We didn't think much about it, and nobody called police or the local television station. There were no Amber Alerts or the equivalent. No family spokesperson. No prayer vigils. No rewards for information. No surveillance cameras. No FBI searches.

And she didn't face a bill for police overtime when she returned.

She just went back in the kitchen and started cleaning up the mess left by her five daughters and her husband while she was gone.

My mother did just the opposite. She'd send us away.

Four kids in five years, a husband who traveled for work and returned only every other weekend. No car and only one paycheck a month.

And a couple of times, she packed the four of us into a cab in what seemed like the middle of the night and sent us across town to her mother's house and told the cabbie that Grammy would pay him.

We never thought much about that, either.

Of course, that was back in the " Mad Men" days, when two martinis and a valium didn't always get it done, and mothers spent a lot of time on the edge. We have playgroups and Prozac now. A new mother's tedium and the isolation have been relieved, and the meds are better.

But that's not the only difference.

Today, these family dramas play themselves out in front of a national television audience, and there is no refuge, only nationwide shame, for the half-crazy mother who just couldn't keep it together anymore. The whole world is watching Tiffany Tehan, and ABC's Elizabeth Vargas and CNN's Nancy Grace and Jane Velez-Mitchell are judging her on television.

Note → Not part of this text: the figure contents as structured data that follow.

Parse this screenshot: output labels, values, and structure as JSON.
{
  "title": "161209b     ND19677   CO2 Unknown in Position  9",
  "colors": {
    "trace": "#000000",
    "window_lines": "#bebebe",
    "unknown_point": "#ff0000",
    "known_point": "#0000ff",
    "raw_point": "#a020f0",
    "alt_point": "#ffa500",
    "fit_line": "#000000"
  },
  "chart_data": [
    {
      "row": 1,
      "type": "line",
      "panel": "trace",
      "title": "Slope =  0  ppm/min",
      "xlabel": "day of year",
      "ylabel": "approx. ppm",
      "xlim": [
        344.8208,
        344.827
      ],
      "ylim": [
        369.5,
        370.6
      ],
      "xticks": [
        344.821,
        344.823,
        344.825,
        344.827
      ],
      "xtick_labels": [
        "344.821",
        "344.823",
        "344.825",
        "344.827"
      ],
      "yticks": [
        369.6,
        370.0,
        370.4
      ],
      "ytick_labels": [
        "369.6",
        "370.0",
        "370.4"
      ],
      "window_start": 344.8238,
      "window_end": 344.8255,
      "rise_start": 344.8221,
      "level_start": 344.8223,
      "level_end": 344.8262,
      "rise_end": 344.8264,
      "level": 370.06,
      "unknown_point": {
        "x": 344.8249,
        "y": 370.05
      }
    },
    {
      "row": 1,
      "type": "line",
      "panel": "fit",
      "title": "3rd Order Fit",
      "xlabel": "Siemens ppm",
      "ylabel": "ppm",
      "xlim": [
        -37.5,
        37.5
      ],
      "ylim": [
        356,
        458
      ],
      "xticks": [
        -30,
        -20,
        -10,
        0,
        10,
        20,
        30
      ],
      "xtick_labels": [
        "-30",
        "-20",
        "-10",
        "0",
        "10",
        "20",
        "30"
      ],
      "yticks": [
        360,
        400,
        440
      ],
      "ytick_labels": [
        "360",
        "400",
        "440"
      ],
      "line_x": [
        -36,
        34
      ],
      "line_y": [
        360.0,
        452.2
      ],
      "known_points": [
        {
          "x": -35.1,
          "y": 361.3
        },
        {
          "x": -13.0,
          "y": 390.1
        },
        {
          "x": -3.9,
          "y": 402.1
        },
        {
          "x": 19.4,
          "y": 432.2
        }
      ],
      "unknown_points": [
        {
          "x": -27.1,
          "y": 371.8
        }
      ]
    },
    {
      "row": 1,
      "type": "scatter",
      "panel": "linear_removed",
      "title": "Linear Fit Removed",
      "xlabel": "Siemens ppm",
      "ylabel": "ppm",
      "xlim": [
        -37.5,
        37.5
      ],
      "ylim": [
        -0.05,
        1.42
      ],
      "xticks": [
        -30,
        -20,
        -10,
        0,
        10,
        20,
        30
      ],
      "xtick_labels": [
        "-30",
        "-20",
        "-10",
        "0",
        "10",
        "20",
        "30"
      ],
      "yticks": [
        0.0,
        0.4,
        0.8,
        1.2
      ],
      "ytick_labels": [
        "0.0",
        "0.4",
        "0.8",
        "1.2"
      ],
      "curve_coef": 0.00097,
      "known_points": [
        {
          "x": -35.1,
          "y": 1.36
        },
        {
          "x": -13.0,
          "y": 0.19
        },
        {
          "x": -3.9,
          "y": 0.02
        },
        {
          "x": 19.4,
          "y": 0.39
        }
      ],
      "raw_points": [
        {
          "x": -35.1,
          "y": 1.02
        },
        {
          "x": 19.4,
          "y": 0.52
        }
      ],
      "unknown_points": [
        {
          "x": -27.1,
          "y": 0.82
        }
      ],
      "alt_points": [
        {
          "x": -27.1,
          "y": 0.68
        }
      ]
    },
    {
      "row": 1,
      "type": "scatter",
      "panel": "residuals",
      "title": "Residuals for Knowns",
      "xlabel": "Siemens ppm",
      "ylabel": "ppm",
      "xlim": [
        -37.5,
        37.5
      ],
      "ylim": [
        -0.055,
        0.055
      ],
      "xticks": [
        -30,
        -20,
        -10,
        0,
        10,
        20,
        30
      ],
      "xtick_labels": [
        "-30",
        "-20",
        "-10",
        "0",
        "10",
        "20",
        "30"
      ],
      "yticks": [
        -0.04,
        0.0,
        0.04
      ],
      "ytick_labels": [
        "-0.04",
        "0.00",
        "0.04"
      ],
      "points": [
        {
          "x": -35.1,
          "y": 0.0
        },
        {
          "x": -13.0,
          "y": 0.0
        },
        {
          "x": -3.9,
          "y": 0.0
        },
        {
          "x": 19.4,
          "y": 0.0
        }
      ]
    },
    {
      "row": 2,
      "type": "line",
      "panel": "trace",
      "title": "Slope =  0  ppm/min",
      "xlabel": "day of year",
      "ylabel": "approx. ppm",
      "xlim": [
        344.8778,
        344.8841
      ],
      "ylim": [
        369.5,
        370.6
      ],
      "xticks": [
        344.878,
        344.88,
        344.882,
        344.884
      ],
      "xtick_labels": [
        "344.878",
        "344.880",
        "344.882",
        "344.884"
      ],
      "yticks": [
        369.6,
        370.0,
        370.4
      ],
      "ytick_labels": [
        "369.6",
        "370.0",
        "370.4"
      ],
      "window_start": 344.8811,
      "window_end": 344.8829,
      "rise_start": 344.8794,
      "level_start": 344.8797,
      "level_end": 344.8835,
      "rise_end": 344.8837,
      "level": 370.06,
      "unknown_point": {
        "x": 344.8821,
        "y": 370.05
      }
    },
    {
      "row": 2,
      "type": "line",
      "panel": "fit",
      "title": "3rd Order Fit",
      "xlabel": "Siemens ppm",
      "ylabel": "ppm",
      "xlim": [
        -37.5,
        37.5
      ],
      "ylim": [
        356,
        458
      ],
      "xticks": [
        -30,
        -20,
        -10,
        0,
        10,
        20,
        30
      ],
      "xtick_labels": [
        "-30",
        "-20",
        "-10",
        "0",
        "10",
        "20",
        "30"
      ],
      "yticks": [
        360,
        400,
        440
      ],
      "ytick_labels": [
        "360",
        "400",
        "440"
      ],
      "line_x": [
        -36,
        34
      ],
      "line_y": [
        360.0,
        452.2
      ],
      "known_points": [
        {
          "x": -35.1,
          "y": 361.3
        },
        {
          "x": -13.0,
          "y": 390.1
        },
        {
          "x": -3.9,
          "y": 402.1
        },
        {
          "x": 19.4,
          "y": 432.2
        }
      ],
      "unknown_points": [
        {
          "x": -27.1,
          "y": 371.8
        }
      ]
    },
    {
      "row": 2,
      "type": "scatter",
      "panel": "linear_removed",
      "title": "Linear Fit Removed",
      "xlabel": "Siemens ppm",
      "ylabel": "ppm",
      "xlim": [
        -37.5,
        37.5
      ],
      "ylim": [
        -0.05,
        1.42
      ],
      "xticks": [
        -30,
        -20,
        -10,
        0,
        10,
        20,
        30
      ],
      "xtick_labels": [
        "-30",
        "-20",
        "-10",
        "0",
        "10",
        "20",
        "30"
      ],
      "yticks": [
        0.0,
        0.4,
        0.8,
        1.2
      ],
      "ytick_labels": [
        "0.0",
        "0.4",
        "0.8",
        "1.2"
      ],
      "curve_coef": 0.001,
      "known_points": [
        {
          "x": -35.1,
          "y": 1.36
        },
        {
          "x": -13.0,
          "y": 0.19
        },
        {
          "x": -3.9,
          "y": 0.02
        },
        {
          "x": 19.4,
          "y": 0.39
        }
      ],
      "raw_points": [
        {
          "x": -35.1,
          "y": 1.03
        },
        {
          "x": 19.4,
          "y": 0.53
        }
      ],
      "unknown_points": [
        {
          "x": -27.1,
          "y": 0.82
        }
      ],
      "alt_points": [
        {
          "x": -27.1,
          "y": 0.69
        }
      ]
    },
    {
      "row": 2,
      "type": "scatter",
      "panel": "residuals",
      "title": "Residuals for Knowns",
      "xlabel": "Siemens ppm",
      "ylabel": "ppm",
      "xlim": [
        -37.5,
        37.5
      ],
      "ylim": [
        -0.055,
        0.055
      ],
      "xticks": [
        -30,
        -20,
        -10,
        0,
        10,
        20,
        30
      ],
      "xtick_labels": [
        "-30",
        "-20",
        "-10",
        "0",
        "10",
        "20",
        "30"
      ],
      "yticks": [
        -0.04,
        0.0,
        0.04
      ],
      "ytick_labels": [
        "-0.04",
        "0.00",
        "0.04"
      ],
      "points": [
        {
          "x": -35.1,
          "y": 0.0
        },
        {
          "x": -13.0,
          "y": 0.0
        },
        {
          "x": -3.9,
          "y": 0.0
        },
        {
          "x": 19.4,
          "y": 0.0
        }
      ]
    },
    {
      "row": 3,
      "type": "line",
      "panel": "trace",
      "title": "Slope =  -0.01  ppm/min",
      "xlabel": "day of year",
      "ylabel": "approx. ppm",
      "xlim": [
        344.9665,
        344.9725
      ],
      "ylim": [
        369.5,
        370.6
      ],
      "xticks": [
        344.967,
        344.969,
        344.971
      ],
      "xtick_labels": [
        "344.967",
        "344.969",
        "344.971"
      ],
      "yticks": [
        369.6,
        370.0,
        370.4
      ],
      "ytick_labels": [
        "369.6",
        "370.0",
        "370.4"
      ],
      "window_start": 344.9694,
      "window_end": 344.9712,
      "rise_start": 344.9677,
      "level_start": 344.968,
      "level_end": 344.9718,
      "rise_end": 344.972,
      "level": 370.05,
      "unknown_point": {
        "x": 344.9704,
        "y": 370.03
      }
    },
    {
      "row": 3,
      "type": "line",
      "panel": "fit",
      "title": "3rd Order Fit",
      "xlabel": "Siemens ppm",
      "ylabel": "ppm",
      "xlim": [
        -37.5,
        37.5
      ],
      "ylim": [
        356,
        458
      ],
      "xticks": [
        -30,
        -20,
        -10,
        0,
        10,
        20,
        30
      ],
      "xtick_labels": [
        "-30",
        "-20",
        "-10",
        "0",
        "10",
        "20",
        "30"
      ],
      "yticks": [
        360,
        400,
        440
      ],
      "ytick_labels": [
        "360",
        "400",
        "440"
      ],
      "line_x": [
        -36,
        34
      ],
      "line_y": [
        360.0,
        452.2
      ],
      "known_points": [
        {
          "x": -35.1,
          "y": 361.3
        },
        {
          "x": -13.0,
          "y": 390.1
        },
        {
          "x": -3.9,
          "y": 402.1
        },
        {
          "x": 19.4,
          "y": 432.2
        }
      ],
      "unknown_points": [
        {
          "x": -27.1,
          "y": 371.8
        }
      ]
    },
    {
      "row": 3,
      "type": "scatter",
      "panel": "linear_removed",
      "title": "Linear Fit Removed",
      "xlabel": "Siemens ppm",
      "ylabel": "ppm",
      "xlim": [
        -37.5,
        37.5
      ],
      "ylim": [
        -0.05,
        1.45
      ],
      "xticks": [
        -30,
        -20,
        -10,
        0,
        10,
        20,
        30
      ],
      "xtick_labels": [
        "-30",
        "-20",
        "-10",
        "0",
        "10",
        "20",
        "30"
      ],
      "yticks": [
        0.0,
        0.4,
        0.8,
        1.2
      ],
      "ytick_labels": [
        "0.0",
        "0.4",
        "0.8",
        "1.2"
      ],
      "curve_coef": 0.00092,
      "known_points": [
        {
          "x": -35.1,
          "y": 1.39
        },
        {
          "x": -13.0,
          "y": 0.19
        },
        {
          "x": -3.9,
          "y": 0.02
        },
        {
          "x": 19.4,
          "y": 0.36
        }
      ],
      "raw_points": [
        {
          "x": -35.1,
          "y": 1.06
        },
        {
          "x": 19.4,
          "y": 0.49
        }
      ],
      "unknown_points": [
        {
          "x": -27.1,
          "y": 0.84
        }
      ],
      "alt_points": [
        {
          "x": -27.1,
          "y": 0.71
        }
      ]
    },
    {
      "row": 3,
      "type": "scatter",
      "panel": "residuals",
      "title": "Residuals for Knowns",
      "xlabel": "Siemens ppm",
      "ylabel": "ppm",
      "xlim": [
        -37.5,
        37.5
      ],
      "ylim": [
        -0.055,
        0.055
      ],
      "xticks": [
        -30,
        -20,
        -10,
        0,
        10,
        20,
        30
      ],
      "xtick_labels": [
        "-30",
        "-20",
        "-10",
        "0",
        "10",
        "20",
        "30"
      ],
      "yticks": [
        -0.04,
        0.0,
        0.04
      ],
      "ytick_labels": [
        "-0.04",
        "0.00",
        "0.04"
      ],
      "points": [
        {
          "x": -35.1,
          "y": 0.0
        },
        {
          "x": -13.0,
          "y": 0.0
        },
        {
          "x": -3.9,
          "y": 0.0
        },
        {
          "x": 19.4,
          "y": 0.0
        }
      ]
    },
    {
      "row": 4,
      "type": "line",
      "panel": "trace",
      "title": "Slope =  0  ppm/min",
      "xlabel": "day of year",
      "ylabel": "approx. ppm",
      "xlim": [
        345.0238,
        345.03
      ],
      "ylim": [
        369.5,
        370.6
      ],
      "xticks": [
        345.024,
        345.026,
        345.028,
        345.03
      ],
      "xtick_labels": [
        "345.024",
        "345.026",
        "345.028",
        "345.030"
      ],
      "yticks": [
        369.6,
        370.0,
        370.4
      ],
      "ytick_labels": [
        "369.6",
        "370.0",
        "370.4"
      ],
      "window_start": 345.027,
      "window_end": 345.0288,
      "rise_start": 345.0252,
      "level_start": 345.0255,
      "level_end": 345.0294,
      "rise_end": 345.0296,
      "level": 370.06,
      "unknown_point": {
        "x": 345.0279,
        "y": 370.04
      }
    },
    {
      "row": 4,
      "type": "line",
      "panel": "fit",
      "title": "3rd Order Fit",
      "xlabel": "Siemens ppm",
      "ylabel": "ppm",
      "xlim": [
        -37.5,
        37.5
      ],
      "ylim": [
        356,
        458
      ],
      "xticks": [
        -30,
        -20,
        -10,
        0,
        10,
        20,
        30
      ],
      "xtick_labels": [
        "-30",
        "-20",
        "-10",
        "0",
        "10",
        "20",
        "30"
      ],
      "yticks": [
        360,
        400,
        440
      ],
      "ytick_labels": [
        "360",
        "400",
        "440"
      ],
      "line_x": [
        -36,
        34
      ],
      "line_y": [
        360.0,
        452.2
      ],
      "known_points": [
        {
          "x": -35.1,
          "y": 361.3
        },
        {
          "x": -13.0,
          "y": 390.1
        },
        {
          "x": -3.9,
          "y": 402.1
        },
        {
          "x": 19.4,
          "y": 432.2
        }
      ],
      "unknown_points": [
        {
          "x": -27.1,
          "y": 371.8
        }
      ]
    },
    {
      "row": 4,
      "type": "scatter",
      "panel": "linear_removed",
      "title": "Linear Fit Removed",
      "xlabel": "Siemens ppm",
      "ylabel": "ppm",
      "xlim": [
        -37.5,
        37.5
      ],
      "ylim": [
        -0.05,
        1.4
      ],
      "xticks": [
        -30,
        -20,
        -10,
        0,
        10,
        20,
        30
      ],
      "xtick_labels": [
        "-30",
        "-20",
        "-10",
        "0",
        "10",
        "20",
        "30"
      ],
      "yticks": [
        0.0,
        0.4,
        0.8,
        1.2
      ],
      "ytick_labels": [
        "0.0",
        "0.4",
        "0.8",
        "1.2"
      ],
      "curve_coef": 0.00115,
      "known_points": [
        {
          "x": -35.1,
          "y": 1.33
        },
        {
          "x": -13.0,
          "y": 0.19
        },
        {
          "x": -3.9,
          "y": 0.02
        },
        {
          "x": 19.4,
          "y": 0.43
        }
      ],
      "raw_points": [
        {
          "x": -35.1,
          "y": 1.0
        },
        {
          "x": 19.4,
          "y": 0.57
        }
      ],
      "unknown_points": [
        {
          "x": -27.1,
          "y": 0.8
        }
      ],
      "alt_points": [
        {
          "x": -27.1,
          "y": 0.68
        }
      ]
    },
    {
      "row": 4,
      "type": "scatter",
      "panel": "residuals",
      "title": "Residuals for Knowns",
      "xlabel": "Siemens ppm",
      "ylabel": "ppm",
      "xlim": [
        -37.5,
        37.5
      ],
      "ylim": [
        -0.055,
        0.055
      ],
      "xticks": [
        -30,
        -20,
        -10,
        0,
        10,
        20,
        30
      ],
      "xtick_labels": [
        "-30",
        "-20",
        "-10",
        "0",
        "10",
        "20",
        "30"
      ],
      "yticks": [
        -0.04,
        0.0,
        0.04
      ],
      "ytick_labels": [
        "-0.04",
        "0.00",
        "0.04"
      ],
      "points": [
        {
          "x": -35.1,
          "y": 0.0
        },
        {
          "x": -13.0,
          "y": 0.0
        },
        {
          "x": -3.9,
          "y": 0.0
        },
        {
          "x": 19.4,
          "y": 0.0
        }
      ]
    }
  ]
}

I've run away a couple of times and so have a few of my fellow mothers. I didn't go to West Virginia, but I stayed at the mall long enough to make the point that the family doormat doesn't lay down for everybody, every time.

I don't have any idea what was troubling Tiffany Tehan, but after watching her pastor father and her eerily calm husband, and hearing her described as a "church mom," I can make a couple of guesses.

And I am not sure her husband's pledge to forgive her and take her back is good news for Tiffany Tehan, or if she just heard the cage door slam shut behind her.

Television and national publicity helped authorities find her and relieve her worried family, who had found her SUV with the keys in the ignition and thought the worse.

Tonight, Tiffany Tehan, and the man she left town with, will be on "Inside Edition." We might hear why she left. Or whether she wanted to be found.

That's the other difference. Our mothers didn't have to go on national TV to explain their strange behavior. No one ever bothered to ask them what was wrong.